Assembly language is a wonderful tool for teaching about how computers work. Professor Sevenich explains how it is used at WSU.
In the core program for our computer science curricula we offer two assembly language courses as elements in that part of our sequence providing hardware emphasis. Although the students do learn to program in this arcane language, the emphasis is on using assembly language as a detective’s tool to learn about the underlying hardware.
Both courses involve the omnipresent Intel 80x86 architecture. However, the first course treats the chip as an 8086/88 and works within the MS-DOS environment. Insofar as is practical within the existing time constraints, we pretend that MS-DOS is not present and try to simulate an embedded systems environment. The essential fact is that MS-DOS puts us in charge of the system resources, i.e., in real address mode. This first course is a prerequisite for our subsequent hardware courses.
The focus of the second course is to examine the architecture elements that support a multitasking, multiuser operating system. For this course we have chosen Linux as the environment. This second course is a prerequisite for subsequent hardware courses as well as for our operating systems sequence. Linux is typically used in the latter. Of course, in such a sophisticated multitasking, multiuser system we no longer have direct control over the hardware resources. It is of central interest to see how the operating system protects itself.

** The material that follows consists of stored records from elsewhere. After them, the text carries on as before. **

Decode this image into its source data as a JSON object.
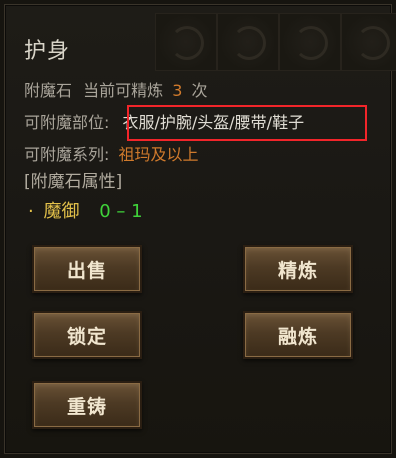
{
  "tooltip": {
    "title": "护身",
    "line1": {
      "label": "附魔石",
      "refine_label": "当前可精炼",
      "refine_count": "3",
      "unit": "次"
    },
    "line2": {
      "label": "可附魔部位:",
      "value": "衣服/护腕/头盔/腰带/鞋子"
    },
    "line3": {
      "label": "可附魔系列:",
      "value": "祖玛及以上"
    },
    "attr_header": "[附魔石属性]",
    "attr": {
      "bullet": "·",
      "name": "魔御",
      "value": "0 – 1"
    }
  },
  "buttons": {
    "sell": "出售",
    "refine": "精炼",
    "lock": "锁定",
    "fuse": "融炼",
    "recast": "重铸"
  },
  "colors": {
    "highlight_box": "#f2252a",
    "orange_text": "#d07a2c",
    "green_value": "#3fd23a",
    "attr_name": "#e3c14a"
  }
}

This article discusses the second course. The intended audience consists of those who have an interest in the features of the 80x86 (x >= 3) Intel architecture that support an operating system such as Linux. The two techniques we use for investigating are as follows:
- Write our own assembly language code to probe the architecture.
- Examine assembly language written by others.
These two approaches are discussed in their respective sections later in this article. This article is not an attempt to investigate the Intel architecture (a subject for a large volume), but to describe the tools and resources available to do so.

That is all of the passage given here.